IP10-CDR3 reduces the viability and induces the apoptosis of ovarian cancer cells by down-regulating the expression of BCL-2 and caspase 3

Abstract

Purpose: This study aimed to explore the effects of interferon-γ inducible protein 10 (IP10) and complementarity-determining region 3 (CDR3) of T cells receptor on ovarian cancer cells and the involved mechanisms. Methods: IP10 and CDR3 were linked with single-chain antibody (scfv) and exotoxin gene muton of Pseudomonas aeruginosa (PE40) to construct IP10-CDR3scfv and IP10-CDR3-PE40scfv. Then, we constructed pcDNA3.1-IP10-CDR3scfv and pcDNA3.1-IP10-CDR3-PE40scfv plasmids which were proved by HindIII/EcoRI digestion. SKOV3 cells and HOSEpiC cells were incubated with fluorescein isothiocyanate (FITC) labeled IP10-CDR3scfv and IP10-CDR3-PE40scfv proteins and protein levels were examined by flow cytometry. After gene transfection, SKOV3 cells were divided into four groups: Control, pcDNA3.1(+) negative control (NC) (pcDNA3.1(+) NC transfection), IP10-CDR3scfv (IP10-CDR3scfv transfection) and IP10-CDR3-PE40scfv (IP10-CDR3-PE40scfv transfection).LevelsofIP10,CDR3,Caspase-3,cleaved Caspase-3 and Bcl-2 were determined by RT-PCR and Western blot. Cell viability and apoptosis were investigated by CCK-8 assay and Annexin V-FITC/PI assay, respectively. Results: The levels of FITC-labeled IP10-CDR3scfv and IP10-CDR3-PE40scfv proteins in the SKOV3+IP10-CDR3scfv group and the SKOV3+IP10-CDR3-PE40scfv group were remarkably higher than that in the SKOV3 group (P<0.05). So was the HOSEpiC related groups. There was no obvious difference in the levels of IP10, CDR3, Caspase-3, cleaved Caspase-3 and Bcl-2 between the control group and the pcDNA3.1(+) NC group. However, compared with the control group, the levels of Caspase-3 and Bcl-2 were reduced notably and the levels of IP10, CDR3 and cleaved Caspase-3 were elevated sharply in the IP10-CDR3scfv and IP10-CDR3-PE40scfv groups (P<0.05).

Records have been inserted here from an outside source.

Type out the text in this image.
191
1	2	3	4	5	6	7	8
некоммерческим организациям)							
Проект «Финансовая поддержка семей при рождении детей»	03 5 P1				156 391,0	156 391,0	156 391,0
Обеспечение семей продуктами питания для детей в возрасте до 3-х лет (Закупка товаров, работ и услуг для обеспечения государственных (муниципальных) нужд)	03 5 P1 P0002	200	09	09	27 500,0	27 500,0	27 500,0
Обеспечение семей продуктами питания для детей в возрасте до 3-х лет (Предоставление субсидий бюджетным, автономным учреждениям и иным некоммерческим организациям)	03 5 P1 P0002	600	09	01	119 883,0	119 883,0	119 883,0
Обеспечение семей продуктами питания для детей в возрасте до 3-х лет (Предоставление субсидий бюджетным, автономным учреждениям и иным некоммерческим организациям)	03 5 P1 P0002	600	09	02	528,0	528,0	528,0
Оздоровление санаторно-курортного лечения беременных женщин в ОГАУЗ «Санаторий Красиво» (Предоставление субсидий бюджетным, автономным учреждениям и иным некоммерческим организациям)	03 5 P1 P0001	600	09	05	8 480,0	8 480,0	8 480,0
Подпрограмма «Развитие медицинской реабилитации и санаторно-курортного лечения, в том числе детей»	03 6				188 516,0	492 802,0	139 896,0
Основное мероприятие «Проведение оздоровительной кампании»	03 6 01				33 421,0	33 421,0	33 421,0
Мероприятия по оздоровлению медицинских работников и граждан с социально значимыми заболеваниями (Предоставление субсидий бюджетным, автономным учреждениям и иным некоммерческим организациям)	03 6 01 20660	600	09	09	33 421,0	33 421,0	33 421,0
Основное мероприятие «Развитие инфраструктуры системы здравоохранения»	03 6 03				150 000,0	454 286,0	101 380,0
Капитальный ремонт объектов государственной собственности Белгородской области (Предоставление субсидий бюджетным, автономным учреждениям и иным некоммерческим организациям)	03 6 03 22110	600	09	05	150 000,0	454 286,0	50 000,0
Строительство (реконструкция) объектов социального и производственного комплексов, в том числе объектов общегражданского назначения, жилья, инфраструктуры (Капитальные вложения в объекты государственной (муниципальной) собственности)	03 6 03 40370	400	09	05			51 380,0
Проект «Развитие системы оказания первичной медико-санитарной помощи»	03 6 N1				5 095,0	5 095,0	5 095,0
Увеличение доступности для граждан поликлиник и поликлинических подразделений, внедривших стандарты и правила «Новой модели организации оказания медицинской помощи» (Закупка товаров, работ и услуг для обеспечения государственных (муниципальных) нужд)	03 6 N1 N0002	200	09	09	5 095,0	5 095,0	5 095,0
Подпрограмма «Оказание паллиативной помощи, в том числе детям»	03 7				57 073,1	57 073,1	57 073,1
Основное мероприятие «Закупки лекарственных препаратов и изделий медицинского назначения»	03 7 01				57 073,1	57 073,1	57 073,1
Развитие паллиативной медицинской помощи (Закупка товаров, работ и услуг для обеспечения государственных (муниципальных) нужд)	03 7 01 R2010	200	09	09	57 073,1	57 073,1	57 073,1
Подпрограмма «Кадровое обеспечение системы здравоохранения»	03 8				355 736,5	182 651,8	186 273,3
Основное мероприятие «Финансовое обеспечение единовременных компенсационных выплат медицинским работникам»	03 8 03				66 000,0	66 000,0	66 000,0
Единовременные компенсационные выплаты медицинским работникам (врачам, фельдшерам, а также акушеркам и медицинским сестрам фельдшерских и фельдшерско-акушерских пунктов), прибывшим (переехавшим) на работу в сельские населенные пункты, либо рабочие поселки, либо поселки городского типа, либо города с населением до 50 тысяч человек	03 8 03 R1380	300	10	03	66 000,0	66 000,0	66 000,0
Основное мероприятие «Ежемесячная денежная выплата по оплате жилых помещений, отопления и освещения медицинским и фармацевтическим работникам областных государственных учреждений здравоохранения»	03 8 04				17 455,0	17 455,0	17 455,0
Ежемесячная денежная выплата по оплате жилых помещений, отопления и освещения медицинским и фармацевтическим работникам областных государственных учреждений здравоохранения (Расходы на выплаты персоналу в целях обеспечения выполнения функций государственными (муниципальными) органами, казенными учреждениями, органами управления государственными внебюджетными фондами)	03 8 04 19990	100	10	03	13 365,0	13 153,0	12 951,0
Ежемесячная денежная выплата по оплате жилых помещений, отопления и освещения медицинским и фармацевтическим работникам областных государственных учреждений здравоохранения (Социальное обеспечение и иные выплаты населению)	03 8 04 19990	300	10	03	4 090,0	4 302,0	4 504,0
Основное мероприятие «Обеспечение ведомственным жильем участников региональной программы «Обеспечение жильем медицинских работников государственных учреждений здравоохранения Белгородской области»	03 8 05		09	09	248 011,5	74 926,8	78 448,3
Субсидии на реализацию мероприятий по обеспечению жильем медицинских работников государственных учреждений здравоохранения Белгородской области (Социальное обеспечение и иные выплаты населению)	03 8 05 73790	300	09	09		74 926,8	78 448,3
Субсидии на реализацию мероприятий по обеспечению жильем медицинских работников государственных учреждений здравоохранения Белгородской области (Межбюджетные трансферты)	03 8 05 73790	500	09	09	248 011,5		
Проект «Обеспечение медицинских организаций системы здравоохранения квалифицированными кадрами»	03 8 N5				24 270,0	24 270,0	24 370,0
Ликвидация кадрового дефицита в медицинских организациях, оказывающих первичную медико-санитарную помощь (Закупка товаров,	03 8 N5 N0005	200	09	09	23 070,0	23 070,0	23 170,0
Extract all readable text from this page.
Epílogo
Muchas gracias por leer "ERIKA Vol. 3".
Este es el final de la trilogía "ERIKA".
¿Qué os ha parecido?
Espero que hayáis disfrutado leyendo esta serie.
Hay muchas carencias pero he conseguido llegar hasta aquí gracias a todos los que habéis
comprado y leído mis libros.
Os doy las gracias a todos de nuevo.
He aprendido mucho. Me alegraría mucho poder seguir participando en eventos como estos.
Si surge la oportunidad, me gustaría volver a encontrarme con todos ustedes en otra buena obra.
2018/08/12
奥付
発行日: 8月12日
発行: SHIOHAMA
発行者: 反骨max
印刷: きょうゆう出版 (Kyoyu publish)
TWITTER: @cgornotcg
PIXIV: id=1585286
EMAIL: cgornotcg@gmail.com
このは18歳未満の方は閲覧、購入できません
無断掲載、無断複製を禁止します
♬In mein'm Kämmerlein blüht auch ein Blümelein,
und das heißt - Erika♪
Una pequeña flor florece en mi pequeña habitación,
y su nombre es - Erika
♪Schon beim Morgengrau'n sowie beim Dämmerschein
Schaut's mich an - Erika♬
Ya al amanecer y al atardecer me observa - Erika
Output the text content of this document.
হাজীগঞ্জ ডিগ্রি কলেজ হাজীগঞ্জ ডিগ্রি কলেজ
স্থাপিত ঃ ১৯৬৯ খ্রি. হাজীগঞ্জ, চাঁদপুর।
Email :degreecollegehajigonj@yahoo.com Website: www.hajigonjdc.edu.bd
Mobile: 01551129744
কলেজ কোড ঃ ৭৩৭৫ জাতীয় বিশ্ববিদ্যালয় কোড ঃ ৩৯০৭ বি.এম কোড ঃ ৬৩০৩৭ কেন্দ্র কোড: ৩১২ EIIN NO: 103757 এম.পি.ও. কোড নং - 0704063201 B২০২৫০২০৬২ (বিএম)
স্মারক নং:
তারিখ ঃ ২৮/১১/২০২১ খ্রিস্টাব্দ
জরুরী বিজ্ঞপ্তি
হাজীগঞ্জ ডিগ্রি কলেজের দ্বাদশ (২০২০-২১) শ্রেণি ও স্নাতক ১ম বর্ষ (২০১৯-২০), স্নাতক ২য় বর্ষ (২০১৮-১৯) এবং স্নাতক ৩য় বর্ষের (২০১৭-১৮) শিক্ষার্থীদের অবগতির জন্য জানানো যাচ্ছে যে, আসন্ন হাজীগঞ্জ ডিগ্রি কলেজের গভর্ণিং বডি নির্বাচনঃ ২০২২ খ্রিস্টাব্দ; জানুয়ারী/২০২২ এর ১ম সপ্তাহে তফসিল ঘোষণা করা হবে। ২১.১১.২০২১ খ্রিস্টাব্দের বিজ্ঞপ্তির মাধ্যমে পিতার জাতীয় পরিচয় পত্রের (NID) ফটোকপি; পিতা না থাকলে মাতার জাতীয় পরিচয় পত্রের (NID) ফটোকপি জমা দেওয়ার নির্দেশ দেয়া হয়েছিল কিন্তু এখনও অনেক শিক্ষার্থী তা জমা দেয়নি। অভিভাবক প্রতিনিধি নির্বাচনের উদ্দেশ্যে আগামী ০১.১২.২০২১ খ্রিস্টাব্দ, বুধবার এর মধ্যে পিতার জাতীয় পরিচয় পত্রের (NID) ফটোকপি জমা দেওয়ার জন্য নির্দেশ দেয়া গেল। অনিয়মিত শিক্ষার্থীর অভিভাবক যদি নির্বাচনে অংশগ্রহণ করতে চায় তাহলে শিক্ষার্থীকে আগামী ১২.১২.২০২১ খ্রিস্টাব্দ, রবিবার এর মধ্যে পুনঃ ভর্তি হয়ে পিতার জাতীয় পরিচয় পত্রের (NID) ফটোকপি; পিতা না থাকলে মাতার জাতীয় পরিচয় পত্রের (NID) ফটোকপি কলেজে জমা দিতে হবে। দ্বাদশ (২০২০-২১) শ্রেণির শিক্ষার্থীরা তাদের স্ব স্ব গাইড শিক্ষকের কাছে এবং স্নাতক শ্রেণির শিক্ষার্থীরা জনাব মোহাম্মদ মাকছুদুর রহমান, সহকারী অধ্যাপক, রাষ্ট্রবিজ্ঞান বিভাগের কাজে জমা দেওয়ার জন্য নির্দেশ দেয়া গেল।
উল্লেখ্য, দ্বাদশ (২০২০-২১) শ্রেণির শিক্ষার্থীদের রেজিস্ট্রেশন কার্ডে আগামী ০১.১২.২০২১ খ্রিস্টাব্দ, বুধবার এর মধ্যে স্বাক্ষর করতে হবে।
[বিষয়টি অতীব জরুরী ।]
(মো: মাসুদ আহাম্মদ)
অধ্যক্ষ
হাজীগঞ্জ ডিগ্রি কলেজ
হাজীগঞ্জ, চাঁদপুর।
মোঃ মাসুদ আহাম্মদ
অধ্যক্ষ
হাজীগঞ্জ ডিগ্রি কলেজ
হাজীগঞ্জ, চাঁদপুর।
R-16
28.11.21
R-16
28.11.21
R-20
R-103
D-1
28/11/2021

The control group and the pcDNA3.1 (+) NC group demonstrated similar cell viability and apoptosis. However, compared with the control group, cell viability in the IP10-CDR3scfv and IP10-CDR3-PE40scfv groups decreased significantly and cell apoptosis increased (P<0.05). Conclusion: IP10-CDR3 could reduce the viability and induce the apoptosis of ovarian cancer cells by down-regulating the expression of Bcl-2 and Caspase-3.